May 4th, 2022—What does it mean for a teacher to express empathy? What does it mean for a teacher to be compassionate? Is there a difference between the two terms that is worth attending to in the daily practice of teaching? I have been thinking about these questions because in a recent class activity, led by a student, I had to discern which term is of greatest importance to the way I teach. The activity was to circle ten words from a list of qualities that describe your ideal self. And then winnow the list down to five words. I was stuck. I was holding fast to six words, two of which were empathy and compassion. The other four words rang true and I didn’t want to cut any on them. I had to choose. I chose compassion as my fifth word. I could have bent the rules and retained six words, but the activity helped me focus on the values of highest priority. Reducing to five was a worthwhile task.


In my post activity reflection and reading, the difference between empathy and compassion is primarily a difference in types of relationships. Both are necessary and important but compassion feels, to me, like a natural extension of empathy. Empathy, by its very nature, retains a sort of distancing between the educator and the student. “I feel for you but I’m not you”. Empathy advances student/teacher relationships because it recognizes an emotional bond as important to effective teaching. It opens the teacher to experience the student beyond more narrowly defined descriptors like assessments, performance indicators, or rubrics.


Empathy begins the process of humanizing the learner by inviting the teacher to imagine what it would be like to stand in the place of the student and experience life. Yet, empathy doesn’t include the need for action, beyond a willingness of acknowledgment that a student’s emotions are real and can influence academic outcomes.


I experience compassion as less distancing and more intimate. It posits the value of going beyond imagination to being present to the learner and sharing in the pain they are experiencing. The act of compassion diminishes the teacher as the center of knowing and moves them to a place that is at the level of the student. The power and personhood differential is narrowed and even collapsed. It is deeply humanizing. Compassion includes and eclipses empathy, “I feel for you, I share your pain, we are together in resolving our shared suffering”.


Compassion requires attunement, moving into harmony with the learner and their struggles. Attunement is premised on an instructional act of deep listening, seeing beyond the external to the ineffable qualities of humanness. Through the experience of shared suffering the teacher and learner move closer to co-equal status. The teacher both sees and feels the student’s discomfort. Once harmonized, the teacher and student can co-create a new way of being and doing. Compassion is ultimately relational in its experience and resolution.

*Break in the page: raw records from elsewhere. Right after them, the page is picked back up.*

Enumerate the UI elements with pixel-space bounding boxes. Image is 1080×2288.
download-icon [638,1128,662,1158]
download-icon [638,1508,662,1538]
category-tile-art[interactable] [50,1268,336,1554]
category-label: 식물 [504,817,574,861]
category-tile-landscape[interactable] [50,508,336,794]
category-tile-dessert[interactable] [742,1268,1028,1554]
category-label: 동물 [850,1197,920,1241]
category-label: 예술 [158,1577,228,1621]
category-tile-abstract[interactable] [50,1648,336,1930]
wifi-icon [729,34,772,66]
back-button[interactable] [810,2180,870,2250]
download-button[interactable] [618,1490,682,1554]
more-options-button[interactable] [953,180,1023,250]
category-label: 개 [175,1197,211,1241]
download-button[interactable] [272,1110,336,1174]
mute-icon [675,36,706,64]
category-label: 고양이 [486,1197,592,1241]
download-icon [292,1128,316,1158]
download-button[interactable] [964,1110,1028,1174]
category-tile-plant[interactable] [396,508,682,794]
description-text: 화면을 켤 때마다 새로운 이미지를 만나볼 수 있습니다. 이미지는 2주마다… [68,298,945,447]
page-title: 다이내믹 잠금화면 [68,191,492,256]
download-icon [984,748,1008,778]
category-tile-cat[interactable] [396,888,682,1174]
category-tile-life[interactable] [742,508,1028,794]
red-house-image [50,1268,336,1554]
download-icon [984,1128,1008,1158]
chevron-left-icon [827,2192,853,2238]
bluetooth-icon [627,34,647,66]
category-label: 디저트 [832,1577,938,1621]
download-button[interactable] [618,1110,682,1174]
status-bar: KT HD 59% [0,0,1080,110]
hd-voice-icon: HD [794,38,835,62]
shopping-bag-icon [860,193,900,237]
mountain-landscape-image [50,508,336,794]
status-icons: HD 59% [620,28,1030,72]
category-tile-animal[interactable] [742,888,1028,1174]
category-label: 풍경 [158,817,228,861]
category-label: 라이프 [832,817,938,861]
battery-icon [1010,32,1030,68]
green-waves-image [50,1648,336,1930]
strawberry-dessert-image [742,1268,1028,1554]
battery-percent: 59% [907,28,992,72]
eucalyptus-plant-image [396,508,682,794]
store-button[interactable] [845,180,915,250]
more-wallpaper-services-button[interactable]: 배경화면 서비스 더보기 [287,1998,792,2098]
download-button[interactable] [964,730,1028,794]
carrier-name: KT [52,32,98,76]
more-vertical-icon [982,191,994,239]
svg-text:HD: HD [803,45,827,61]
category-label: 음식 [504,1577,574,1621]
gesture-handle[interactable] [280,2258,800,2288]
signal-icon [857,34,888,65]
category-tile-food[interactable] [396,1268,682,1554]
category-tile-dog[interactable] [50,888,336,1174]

An often-reported danger of compassion for teachers is, compassion fatigue. A state of being when a teacher is emotionally overwhelmed by the complexity and severity of student suffering. Teachers often feel that they are forced to make choices regarding which students to help or how to distribute their limited time in support of all students. In such circumstances, the teacher’s giving and caring heart simply runs out of energy. Because the needs are often too big for any one teacher, even as they try over and over again, they feel a sense of betrayal to their vocation to serve students. When their call to teach, serve and care feels inadequate for the task, a deep and abiding sense of imposter syndrome develops.

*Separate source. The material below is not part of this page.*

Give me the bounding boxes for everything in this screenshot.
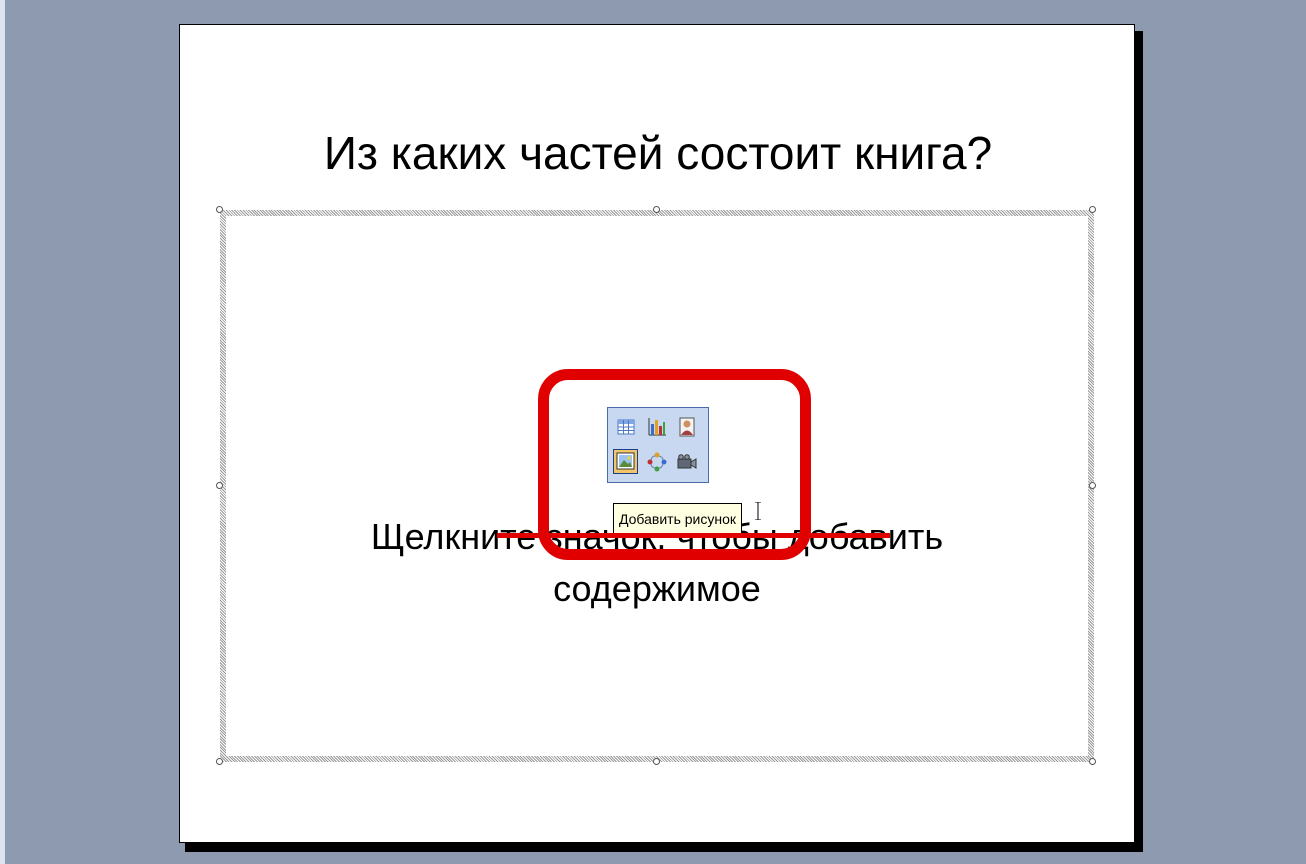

From my personal experience, a stumbling block in compassion that can lead to fatigue is the question of ownership and agency. When I enter into a state of compassion with a student, I have to be careful to not link my success and sense of self to the student’s ability to grow. A hallmark of compassion is entering into the shared experience of pain and suffering. But compassion fatigue begins when I make the resolution of the student’s pain a marker of my personal identity and success as an educator. This transfer of ownership, both reduces the student’s sense of agency and capacity to act in their best interest. And it can lead to a condition where my emotional gas tank runs empty.

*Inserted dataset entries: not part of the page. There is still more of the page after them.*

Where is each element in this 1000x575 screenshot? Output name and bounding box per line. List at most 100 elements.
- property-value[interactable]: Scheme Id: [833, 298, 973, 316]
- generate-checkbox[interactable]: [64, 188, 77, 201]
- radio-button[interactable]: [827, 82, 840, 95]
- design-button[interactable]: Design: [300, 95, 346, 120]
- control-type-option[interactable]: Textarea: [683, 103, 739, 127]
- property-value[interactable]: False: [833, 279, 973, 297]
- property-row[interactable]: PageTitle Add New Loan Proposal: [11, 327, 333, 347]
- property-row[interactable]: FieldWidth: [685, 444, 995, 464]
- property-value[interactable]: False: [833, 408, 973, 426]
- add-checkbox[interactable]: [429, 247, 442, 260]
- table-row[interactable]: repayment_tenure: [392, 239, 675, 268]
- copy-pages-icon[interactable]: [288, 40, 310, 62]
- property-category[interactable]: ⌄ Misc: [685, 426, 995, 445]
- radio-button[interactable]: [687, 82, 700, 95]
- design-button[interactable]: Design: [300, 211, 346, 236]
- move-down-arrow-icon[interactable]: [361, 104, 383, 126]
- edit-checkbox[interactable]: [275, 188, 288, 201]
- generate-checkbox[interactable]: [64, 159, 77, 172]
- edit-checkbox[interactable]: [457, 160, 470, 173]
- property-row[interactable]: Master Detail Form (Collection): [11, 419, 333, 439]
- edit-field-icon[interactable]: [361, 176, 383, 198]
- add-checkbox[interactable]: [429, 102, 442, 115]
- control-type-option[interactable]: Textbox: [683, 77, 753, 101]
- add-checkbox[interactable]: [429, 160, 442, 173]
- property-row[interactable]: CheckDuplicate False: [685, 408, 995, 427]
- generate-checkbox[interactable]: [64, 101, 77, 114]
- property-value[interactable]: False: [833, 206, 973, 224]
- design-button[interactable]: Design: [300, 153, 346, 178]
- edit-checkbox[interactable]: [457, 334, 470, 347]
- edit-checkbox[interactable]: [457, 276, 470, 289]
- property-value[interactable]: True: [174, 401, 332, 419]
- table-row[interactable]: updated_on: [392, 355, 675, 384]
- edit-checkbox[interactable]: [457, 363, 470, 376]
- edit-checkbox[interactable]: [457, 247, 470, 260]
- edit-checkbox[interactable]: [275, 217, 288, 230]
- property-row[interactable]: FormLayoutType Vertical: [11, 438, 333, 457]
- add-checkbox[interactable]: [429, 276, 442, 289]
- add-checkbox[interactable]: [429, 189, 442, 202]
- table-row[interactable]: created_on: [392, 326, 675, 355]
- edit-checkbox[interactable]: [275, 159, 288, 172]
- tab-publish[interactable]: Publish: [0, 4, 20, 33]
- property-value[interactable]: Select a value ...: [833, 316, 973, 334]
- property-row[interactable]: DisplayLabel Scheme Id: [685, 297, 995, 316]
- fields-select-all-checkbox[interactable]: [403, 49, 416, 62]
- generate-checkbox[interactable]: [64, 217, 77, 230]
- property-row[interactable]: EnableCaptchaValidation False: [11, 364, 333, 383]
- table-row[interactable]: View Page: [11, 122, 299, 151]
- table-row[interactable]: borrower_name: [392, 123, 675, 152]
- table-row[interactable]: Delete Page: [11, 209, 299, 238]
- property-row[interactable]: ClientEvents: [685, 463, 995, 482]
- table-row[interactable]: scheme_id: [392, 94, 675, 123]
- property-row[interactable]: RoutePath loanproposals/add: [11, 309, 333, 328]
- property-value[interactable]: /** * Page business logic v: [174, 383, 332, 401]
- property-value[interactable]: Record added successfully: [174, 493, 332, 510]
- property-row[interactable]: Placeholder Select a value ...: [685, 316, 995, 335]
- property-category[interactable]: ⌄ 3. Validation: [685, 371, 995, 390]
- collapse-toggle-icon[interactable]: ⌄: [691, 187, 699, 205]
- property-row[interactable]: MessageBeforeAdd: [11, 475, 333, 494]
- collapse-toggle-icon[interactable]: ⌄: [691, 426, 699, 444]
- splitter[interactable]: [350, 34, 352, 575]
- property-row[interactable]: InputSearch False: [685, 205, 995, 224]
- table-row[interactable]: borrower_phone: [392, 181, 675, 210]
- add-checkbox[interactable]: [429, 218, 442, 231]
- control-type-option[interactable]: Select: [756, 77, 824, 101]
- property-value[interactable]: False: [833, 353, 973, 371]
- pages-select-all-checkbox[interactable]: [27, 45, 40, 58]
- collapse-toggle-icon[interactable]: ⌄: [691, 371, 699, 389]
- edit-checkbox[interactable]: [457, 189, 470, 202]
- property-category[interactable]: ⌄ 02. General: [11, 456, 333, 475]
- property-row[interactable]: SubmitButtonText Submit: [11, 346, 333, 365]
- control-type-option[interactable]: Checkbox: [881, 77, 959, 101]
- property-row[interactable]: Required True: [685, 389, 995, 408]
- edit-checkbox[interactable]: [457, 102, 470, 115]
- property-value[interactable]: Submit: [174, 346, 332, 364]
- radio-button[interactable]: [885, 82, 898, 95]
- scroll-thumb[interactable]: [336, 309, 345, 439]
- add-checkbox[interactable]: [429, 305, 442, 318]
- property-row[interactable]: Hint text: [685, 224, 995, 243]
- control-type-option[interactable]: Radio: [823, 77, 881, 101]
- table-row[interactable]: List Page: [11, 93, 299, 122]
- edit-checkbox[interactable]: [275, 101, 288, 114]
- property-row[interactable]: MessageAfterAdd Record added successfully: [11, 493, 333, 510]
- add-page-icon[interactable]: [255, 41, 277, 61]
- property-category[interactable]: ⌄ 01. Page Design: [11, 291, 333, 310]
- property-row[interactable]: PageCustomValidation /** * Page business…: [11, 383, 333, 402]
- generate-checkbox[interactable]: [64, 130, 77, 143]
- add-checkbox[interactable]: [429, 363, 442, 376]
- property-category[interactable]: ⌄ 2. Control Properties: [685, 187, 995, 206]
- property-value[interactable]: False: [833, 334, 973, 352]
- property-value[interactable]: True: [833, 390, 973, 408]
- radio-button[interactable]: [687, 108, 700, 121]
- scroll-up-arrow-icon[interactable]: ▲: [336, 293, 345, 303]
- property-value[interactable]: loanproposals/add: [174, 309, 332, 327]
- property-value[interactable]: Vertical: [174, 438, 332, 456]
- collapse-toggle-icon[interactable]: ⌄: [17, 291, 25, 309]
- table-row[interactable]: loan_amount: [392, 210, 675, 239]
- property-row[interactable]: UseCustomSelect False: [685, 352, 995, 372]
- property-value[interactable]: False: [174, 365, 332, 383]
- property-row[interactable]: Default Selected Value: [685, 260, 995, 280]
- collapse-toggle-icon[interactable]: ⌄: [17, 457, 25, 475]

Every student is a unique creation with a unique journey toward emotional, intellectual and spiritual wholeness. The path is their trail to follow. I can and should support, but not direct the placement of their feet. I too have my unique journey as an educator and person. Together we can describe the path we are on, share in the journey, and still make decisions on how to walk based on our gifts and lived wisdom. Fatigue sets in when results are tied to the shared experience. Have you ever tried walking in the exact footsteps of another person? I find it tiring and nearly impossible to continue for an extended period of time.


In the Western intellectual tradition a problem is defined, analyzed and resolved. Compassion, it seems, operates under a different logic. A problem is felt, entered into, in shared experience, and the resolution is co-facilitated while retaining autonomy. Most importantly, compassion doesn’t affix a timeline and strategic plan. Certainly, the goal is to reduce or eliminate the source of suffering and pain. Yet, in my experience, there is also a sense that how and when that resolution will occur is indeterminate. This is because in many cases the sources of pain are bigger and more complex than the individual actions of teachers.


Compassion, for me, points to an organic and generative logic beyond the rational ideology of efficiency and grades. It lands in the realm of the spiritual elements of education, where student and educator are in relationship to something greater than self. Compassion allows the educator and student to live into the paradox of individual and community of caring.